“Every person should have a chance to live, work and thrive as a part of their local community,” HHS Secretary Kathleen Sebelius said in a statement.
The rule, issued, Jan. 10, defines the community-based settings as locations where individuals have full access to greater community, opportunities to seek employment and control personal resources. Individuals must have privacy in their sleeping or living quarters, units that have lockable entrance doors and the choice of whether to have a roommate.
The home-care industry welcomed the rule. It will reduce the effort that agencies spend on navigating bureaucratic red tape and reroute that energy to improving care, said William Dombi, executive director of the National Council on Medicaid Home Care, an advocacy group affiliated with the National Association for Home Care & Hospice.
The CMS did not, however, change a provision that raised significant concern from patient advocates when it was floated in draft version of the regulations released in 2012. The final version retains language that disqualifies homes that are deemed too close to a nursing home.

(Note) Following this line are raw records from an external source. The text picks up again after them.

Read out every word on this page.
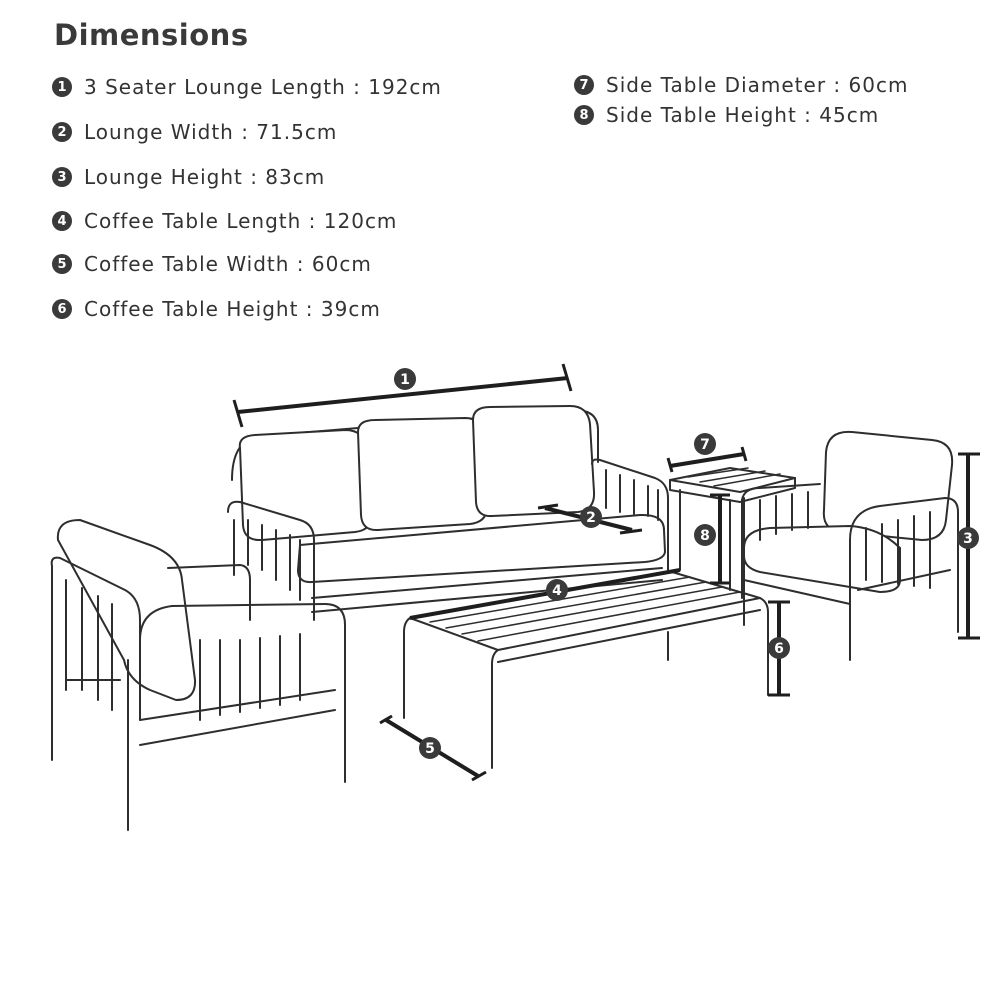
Dimensions
1 3 Seater Lounge Length : 192cm
2 Lounge Width : 71.5cm
3 Lounge Height : 83cm
4 Coffee Table Length : 120cm
5 Coffee Table Width : 60cm
6 Coffee Table Height : 39cm
7 Side Table Diameter : 60cm
8 Side Table Height : 45cm
1
2
3
4
5
6
7
8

The CMS said in the rule that its “experience has shown that settings in close proximity to institutional settings, whether on the same campus, in the same building, sharing the same staff, and perhaps sharing some common areas, are more likely to be operated in a manner similar to the institution.”
States will have the opportunity to tell the CMS that certain facilities should qualify for reimbursement under the policy if officials are concerned that residents can't access the services they need.